What can chief executives reasonably be held responsible for? This is the question posed by George Entwistle's resignation.
The BBC employs 23,000 people. It is therefore a statistical certainty that there will be occasions of gross incompetence. If there's a great deal of ruin in a nation, there is also a great deal in any organization. To expect one man to prevent an act of idiocy by any one of 23,000 others is, surely, to expect the impossible.
Granted, he might be responsible if he had put in place the systems that generated such poor journalism. But this isn't obviously the case.
Against this, Entwistle is charged with being "incurious George", of not wanting to know what Newsnight was doing. This is harsh. Even leaving aside the fact that Newsnight is a minor programme - its audience of around 700,000 is less than that for Only Connect - any DG must be incurious. All of us have limited rationality, knowledge and attention. It's physically impossible to know everything. As the Vice Chairman of the BBC Trust has written, "‘Inattentional blindness’ is commonplace." The boss who tried to know everything would quickly be accused of stifling his organization by micro-management.
I suspect that what we're seeing with Entwistle's departure is the downside of management as witchdoctoring. We impute powers to chief executives which they do not in fact have with the result that if their organizations thrive we pay them millions but if they don't, we sacrifice them. In both circumstances, we fail to see that their span of control is limited.
Indeed, such a mistaken conception of management, more than Mr Entwistle's failings, might be the BBC's problem. Jeffrey Nielsen has written of the dangers of hierarchy thus:
Rank-based thinking suppresses the heart and intelligence of the majority of an organization's employees. Command and control managing under the influence of rank-based thinking tends to be harsh, coercive and demotivating. It is likely to create a poisonous atmosphere at the organization that kills an employee's natural desire to cooperate and be productive. (The Myth of Leadership, p11-12)
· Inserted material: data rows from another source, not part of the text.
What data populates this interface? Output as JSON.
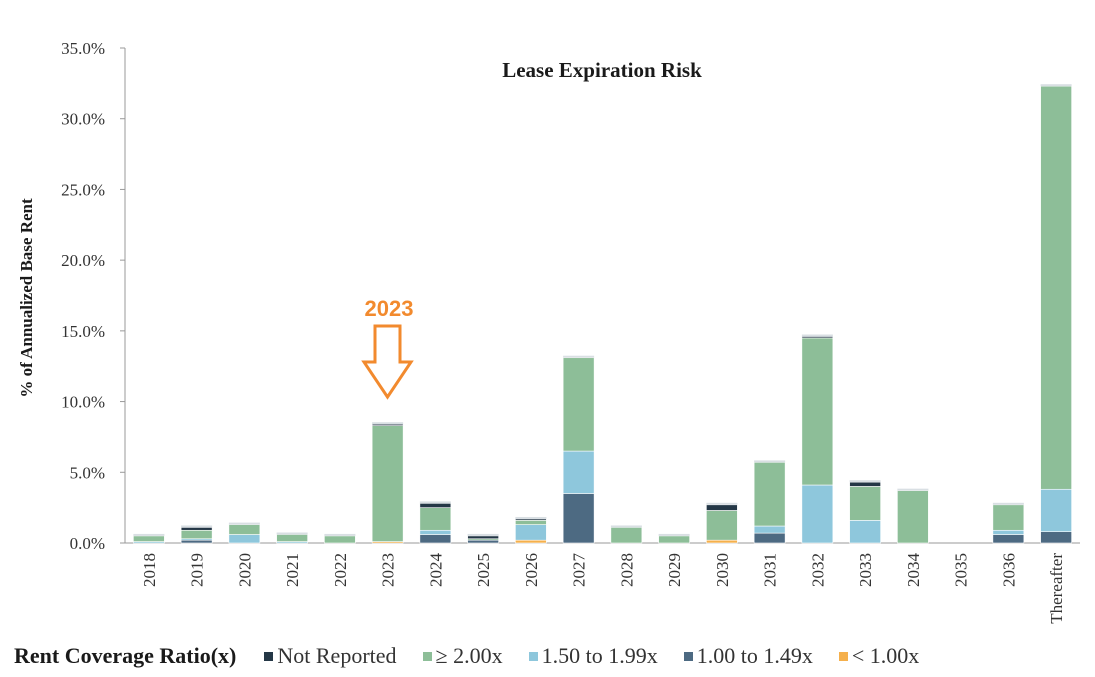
{
  "chart_data": {
    "type": "stacked-bar",
    "title": "Lease Expiration Risk",
    "ylabel": "% of Annualized Base Rent",
    "xlabel": "",
    "ylim": [
      0,
      35
    ],
    "yticks": [
      "0.0%",
      "5.0%",
      "10.0%",
      "15.0%",
      "20.0%",
      "25.0%",
      "30.0%",
      "35.0%"
    ],
    "categories": [
      "2018",
      "2019",
      "2020",
      "2021",
      "2022",
      "2023",
      "2024",
      "2025",
      "2026",
      "2027",
      "2028",
      "2029",
      "2030",
      "2031",
      "2032",
      "2033",
      "2034",
      "2035",
      "2036",
      "Thereafter"
    ],
    "series": [
      {
        "name": "< 1.00x",
        "color": "#f5b04c",
        "values": [
          0,
          0,
          0,
          0,
          0,
          0.1,
          0,
          0,
          0.2,
          0,
          0,
          0,
          0.2,
          0,
          0,
          0,
          0,
          0,
          0,
          0
        ]
      },
      {
        "name": "1.00 to 1.49x",
        "color": "#4d6a82",
        "values": [
          0,
          0.2,
          0,
          0,
          0,
          0,
          0.6,
          0.2,
          0,
          3.5,
          0,
          0,
          0,
          0.7,
          0,
          0,
          0,
          0,
          0.6,
          0.8
        ]
      },
      {
        "name": "1.50 to 1.99x",
        "color": "#8ec7dc",
        "values": [
          0.1,
          0.1,
          0.6,
          0.1,
          0,
          0,
          0.3,
          0,
          1.1,
          3.0,
          0,
          0,
          0,
          0.5,
          4.1,
          1.6,
          0,
          0,
          0.3,
          3.0
        ]
      },
      {
        "name": "≥ 2.00x",
        "color": "#8dbe98",
        "values": [
          0.4,
          0.6,
          0.7,
          0.5,
          0.5,
          8.2,
          1.6,
          0.1,
          0.3,
          6.6,
          1.1,
          0.5,
          2.1,
          4.5,
          10.4,
          2.4,
          3.7,
          0,
          1.8,
          28.5
        ]
      },
      {
        "name": "Not Reported",
        "color": "#243746",
        "values": [
          0,
          0.2,
          0,
          0,
          0,
          0.1,
          0.3,
          0.2,
          0.1,
          0,
          0,
          0,
          0.4,
          0,
          0.1,
          0.3,
          0,
          0,
          0,
          0
        ]
      }
    ],
    "annotation": {
      "label": "2023",
      "category": "2023",
      "color": "#f28a2e"
    }
  },
  "legend": {
    "title": "Rent Coverage Ratio(x)",
    "items": [
      {
        "label": "Not Reported",
        "color": "#243746"
      },
      {
        "label": "≥ 2.00x",
        "color": "#8dbe98"
      },
      {
        "label": "1.50 to 1.99x",
        "color": "#8ec7dc"
      },
      {
        "label": "1.00 to 1.49x",
        "color": "#4d6a82"
      },
      {
        "label": "< 1.00x",
        "color": "#f5b04c"
      }
    ]
  }
}
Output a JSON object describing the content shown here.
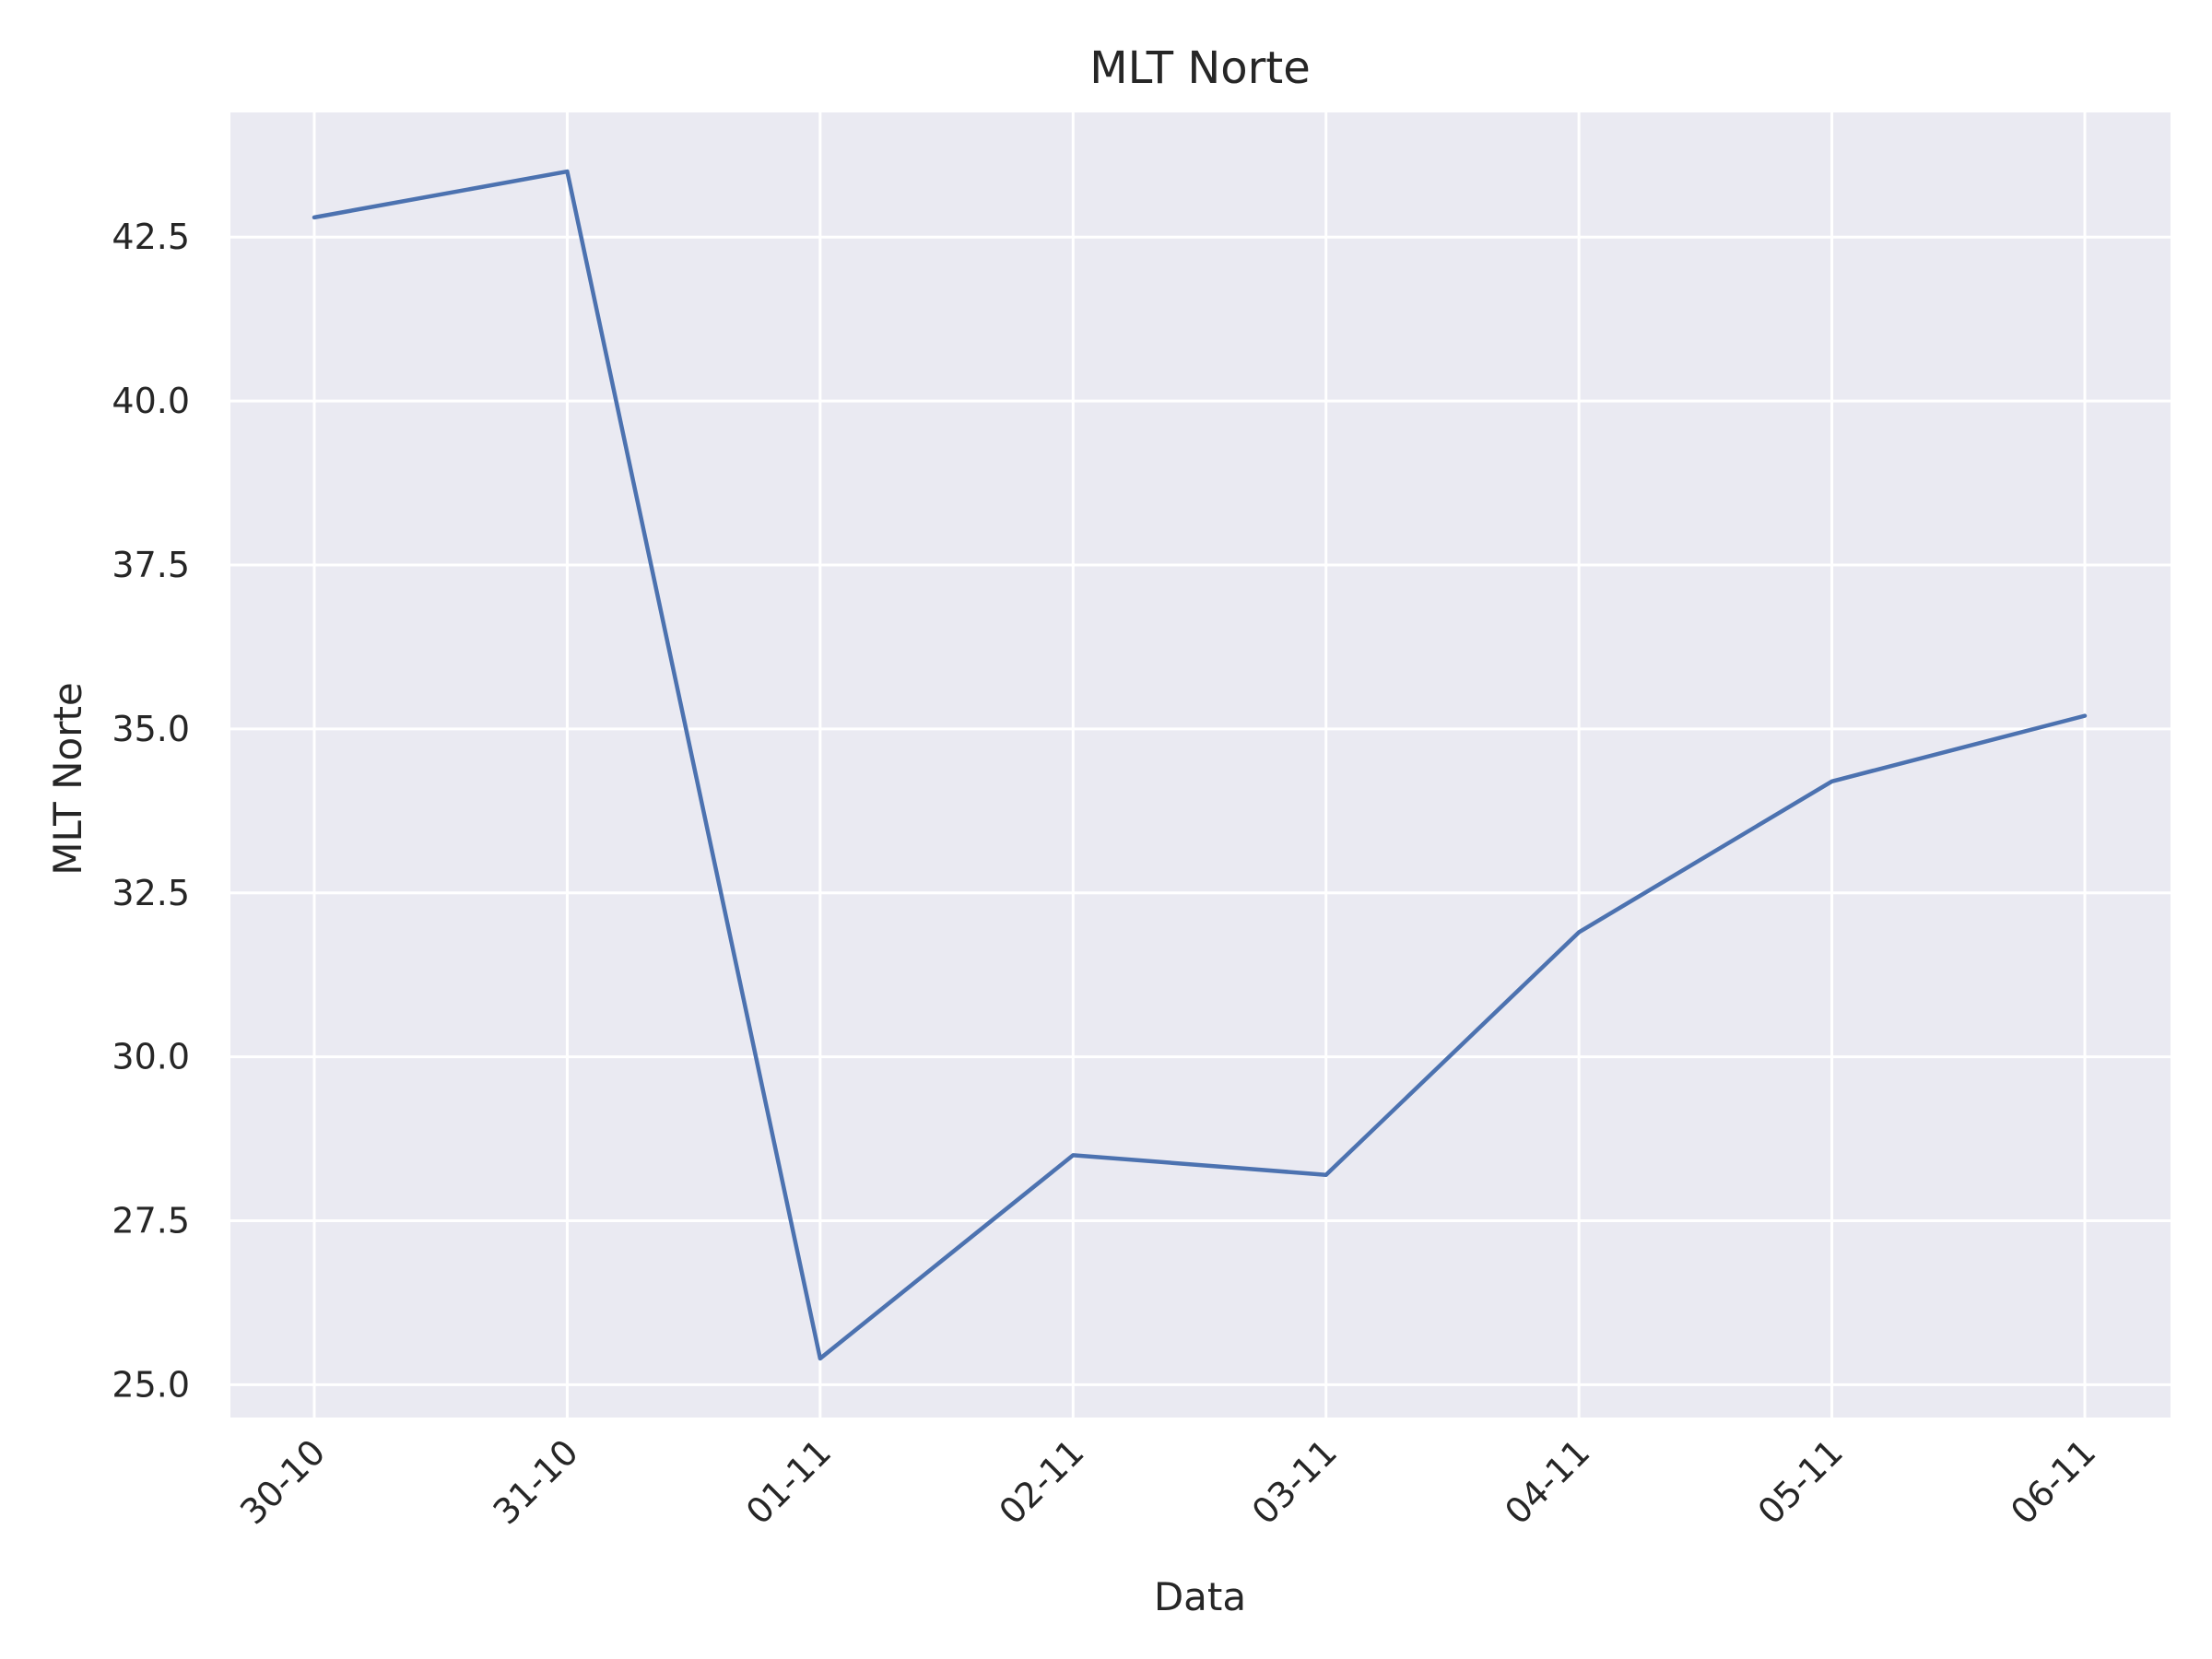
{
  "chart_data": {
    "type": "line",
    "title": "MLT Norte",
    "xlabel": "Data",
    "ylabel": "MLT Norte",
    "categories": [
      "30-10",
      "31-10",
      "01-11",
      "02-11",
      "03-11",
      "04-11",
      "05-11",
      "06-11"
    ],
    "series": [
      {
        "values": [
          42.8,
          43.5,
          25.4,
          28.5,
          28.2,
          31.9,
          34.2,
          35.2
        ]
      }
    ],
    "yticks": [
      25.0,
      27.5,
      30.0,
      32.5,
      35.0,
      37.5,
      40.0,
      42.5
    ],
    "ylim": [
      24.5,
      44.4
    ],
    "grid": true,
    "legend": "none",
    "colors": {
      "line": "#4c72b0",
      "background": "#eaeaf2",
      "grid": "#ffffff"
    }
  }
}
I fear this might have happened at the BBC. If everyone thinks the boss is responsible, they abdicate responsibility themselves with the result that nobody is responsible for anything.
But there is an alternative - what Nielsen calls peer-based thinking. In this, responsibility is diffused across an organization. Shoddy journalism is then the fault of the journalist, not "management" (where "management" means "someone else"), a poor programme the fault of the individual producer, and so on.
In empowering workers, such a business model disempowers management. And those managers who remain cease to be witchdoctors imputed with mythical powers, and become instead humble administrators and are paid as such.
And for this reason, we are likely to be stuck with dysfunctional organizations with absurd notions of "leadership".